Bosgraaf Homes Inc. has struck a unique arrangement with the Holland Board of Public Works and local Internet service provider EagleNet for the $25 million Cobblestone development that will feature direct fiber-optic connections to each dwelling, which residents can use for high-speed Internet service and a myriad of high-tech “smart home” services in the future.
The project will serve to gauge the local interest among consumers to have high-speed data transmission lines built directly into their new homes, said Michael Bosgraaf, president of Bosgraaf Homes.
With wireless Internet service and technologies now beginning to emerge, the housing development industry has yet to reconcile which direction to go to satisfy the tastes of today’s technology-savvy consumer, Bosgraaf said.
“It’ll be interesting and it’ll be a test case,” he said. “The debate is still out there.”
Cobblestone, Bosgraaf said, “represents an important step in how forward-thinking residential projects can be designed in a manner that grows with technology and with demands of the market.”
The Cobblestone development, as it’s known, will feature 88 single-family homes and 22 townhouses on acreage located on Holland’s south end, at Graafschap Road and 40th Street. The development will feature a “new urbanism” design, with wide sidewalks, narrow streets, garages in the back of the home accessed through rear alleys, a community pool and a central community park for residents.
Homes will sell for between $190,000 and $375,000, Bosgraaf said. Townhouses will start at $150,000. Sixteen of the 26 new homes planned in the development’s first phase are already sold, with the first residents scheduled to move in around Nov. 1.
Wiring the homes with fiber-optic lines will enable residents to install high-tech amenities such as digital television, remote Web-controlled heating, cooling, lighting, irrigation, and video security systems and appliances, as well as local and long-distance telephone service.
The Holland BPW will install fiber-optic lines throughout the development and provide the needed equipment and support for residents to connect to a network the utility first deployed throughout the city during the 1990s and continues to expand.
The BPW in recent years has begun to lease out space on the network to businesses and individual residents seeking access to a high-speed transmission system, General Manager Tim Morawski said. Bosgraaf was the first developer that sought to have an entire housing project connected to the system, Morawski said.
If Bosgraaf Homes finds strong market reaction, the BPW will likely see further interest from residential developers for similar arrangements, he said.
“This is probably a trend,” Morawski said. “I don’t know if there’s a demand out there yet, but I do think it will occur.

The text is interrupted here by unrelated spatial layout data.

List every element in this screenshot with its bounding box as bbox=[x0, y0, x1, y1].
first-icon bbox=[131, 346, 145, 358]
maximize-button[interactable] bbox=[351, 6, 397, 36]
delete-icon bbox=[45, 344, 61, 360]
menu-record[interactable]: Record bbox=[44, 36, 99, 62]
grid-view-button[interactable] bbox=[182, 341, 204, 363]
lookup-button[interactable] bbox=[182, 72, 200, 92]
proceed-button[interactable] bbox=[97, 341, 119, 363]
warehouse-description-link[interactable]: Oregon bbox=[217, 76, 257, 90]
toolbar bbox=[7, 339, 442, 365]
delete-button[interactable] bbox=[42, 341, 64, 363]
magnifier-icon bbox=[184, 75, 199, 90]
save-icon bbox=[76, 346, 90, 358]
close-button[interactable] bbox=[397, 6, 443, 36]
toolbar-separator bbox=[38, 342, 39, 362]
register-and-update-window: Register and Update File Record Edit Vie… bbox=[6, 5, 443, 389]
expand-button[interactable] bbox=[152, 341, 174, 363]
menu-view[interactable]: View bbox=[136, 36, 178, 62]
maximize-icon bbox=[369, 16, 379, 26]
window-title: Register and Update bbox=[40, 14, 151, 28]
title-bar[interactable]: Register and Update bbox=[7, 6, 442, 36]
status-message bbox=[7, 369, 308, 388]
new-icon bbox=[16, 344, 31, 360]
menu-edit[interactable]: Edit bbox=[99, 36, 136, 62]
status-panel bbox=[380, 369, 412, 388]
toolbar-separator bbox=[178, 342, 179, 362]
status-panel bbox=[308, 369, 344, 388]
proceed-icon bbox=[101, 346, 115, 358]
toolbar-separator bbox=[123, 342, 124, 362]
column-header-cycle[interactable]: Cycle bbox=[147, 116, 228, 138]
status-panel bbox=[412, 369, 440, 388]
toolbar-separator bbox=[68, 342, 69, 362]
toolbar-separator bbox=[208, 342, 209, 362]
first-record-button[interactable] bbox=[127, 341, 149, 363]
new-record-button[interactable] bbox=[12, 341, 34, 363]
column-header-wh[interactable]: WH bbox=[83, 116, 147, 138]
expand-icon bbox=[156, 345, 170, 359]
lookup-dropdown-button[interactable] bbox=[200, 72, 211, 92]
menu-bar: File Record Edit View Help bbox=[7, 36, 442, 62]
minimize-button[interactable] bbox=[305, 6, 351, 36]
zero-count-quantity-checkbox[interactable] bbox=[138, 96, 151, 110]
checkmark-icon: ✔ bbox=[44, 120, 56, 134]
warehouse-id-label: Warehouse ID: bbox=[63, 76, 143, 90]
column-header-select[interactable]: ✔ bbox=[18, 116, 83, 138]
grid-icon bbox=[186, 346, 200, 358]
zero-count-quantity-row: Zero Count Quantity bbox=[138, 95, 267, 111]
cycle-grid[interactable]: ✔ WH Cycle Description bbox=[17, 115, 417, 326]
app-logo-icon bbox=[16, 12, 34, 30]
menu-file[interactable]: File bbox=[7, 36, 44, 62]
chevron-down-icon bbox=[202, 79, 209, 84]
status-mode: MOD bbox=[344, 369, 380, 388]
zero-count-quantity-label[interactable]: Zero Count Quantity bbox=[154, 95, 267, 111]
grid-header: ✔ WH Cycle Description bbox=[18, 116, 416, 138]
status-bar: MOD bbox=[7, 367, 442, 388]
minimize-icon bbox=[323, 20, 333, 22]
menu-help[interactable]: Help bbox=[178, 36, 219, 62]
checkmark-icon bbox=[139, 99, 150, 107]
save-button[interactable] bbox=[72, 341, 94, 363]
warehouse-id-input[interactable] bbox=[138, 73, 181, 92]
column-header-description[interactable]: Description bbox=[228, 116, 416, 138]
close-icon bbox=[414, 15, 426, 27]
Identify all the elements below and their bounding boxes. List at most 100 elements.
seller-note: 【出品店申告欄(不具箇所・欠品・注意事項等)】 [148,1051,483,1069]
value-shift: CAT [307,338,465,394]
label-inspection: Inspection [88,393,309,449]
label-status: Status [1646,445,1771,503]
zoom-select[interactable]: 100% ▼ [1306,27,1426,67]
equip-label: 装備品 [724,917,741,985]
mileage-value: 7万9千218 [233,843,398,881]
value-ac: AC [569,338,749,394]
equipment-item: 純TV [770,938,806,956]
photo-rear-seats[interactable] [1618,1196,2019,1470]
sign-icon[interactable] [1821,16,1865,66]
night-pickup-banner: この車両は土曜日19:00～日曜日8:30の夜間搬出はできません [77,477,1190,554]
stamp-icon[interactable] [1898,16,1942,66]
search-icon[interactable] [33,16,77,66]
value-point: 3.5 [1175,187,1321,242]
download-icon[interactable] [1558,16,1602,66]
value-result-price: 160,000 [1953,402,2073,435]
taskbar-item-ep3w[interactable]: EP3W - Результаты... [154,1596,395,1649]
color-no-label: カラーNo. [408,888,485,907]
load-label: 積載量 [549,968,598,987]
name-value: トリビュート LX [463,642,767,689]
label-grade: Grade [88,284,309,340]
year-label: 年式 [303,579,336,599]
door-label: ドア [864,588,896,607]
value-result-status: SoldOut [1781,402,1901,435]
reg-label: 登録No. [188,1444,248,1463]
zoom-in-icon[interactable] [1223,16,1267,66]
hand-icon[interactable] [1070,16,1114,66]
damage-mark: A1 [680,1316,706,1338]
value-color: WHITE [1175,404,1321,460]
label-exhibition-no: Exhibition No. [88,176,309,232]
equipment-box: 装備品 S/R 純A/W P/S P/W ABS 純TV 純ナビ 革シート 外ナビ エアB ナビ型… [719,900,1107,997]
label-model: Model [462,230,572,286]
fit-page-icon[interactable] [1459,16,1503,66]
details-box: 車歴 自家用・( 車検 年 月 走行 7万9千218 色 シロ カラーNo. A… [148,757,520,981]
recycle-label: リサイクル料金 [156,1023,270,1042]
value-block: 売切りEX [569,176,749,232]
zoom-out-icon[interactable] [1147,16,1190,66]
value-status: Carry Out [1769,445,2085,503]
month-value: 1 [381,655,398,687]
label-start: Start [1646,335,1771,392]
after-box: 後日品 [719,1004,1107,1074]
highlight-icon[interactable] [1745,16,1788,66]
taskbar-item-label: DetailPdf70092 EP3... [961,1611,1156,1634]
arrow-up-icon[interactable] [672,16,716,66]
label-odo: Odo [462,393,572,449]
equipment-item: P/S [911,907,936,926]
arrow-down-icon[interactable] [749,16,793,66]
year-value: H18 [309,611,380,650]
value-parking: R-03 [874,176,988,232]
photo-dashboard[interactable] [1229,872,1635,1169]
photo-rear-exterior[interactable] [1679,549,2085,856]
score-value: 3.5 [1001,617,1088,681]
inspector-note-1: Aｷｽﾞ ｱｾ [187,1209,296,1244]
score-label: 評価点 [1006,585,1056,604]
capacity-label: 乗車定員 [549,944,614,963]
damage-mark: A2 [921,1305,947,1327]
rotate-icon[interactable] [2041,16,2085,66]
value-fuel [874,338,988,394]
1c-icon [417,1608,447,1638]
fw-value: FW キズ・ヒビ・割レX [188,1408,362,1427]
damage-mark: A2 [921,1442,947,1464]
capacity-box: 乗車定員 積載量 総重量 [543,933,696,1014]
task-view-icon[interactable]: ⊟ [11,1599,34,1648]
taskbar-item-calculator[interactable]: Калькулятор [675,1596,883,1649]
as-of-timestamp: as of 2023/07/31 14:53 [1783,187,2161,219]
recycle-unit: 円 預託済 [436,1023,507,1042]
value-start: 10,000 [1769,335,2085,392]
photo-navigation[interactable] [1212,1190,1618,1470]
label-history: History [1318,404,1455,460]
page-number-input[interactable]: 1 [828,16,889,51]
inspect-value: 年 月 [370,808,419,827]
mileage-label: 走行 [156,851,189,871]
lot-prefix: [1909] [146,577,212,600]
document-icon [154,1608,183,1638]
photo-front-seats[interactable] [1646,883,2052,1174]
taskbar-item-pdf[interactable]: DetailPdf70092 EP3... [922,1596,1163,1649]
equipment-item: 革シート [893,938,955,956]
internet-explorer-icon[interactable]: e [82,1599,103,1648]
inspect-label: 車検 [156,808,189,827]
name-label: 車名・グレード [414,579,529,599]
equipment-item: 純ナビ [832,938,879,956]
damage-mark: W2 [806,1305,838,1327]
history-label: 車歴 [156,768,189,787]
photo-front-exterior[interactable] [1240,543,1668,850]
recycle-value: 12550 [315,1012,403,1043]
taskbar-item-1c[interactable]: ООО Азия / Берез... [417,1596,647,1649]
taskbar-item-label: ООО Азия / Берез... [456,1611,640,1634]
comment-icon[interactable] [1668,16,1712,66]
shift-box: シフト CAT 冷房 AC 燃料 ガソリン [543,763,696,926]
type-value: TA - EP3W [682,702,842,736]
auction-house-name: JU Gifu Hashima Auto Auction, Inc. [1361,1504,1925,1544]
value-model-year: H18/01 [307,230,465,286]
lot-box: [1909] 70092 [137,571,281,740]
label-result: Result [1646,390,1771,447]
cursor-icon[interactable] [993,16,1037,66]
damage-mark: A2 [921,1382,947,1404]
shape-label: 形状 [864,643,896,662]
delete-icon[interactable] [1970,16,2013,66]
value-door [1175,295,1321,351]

“A lot of developers are going to be watching this.”
EagleNet, a division of Grand Rapids-based ISP Iserv Co., will provide Cobblestone residents free high-speed Internet service and plans to develop future applications designed to take advantage of the high-speed data network.
“We expect great opportunities for Cobblestone residents,” Iserv Co. Chief Executive Officer Vic Shepherd said.
Bosgraaf Homes, after finding out the fiber-optic network ran nearby, worked with the Holland BPW for two years to work out plans and have lines extend to the development site, Mike Bosgraaf said.
The developer sought to have the project wired with fiber-optic lines to satisfy the kind of tech-savvy, upscale professional clientele it serves, he said. Connecting the development to a high-speed network provides Bosgraaf Homes a unique amenity with which it can market homes.
“Consumers are definitely demanding it,” Bosgraaf said. “It’s one thing to have it available in the community. It’s another thing to have it into the houses and usable.”
Accessibility to a high-speed data network right now remains a perk, he said. In the future, as consumers become more accustomed to using the technology and aware of its potential applications, they eventually will see it as a necessity, Bosgraaf said.
“As people get used to it, I don’t think they’re going to be willing to live without it,” he said.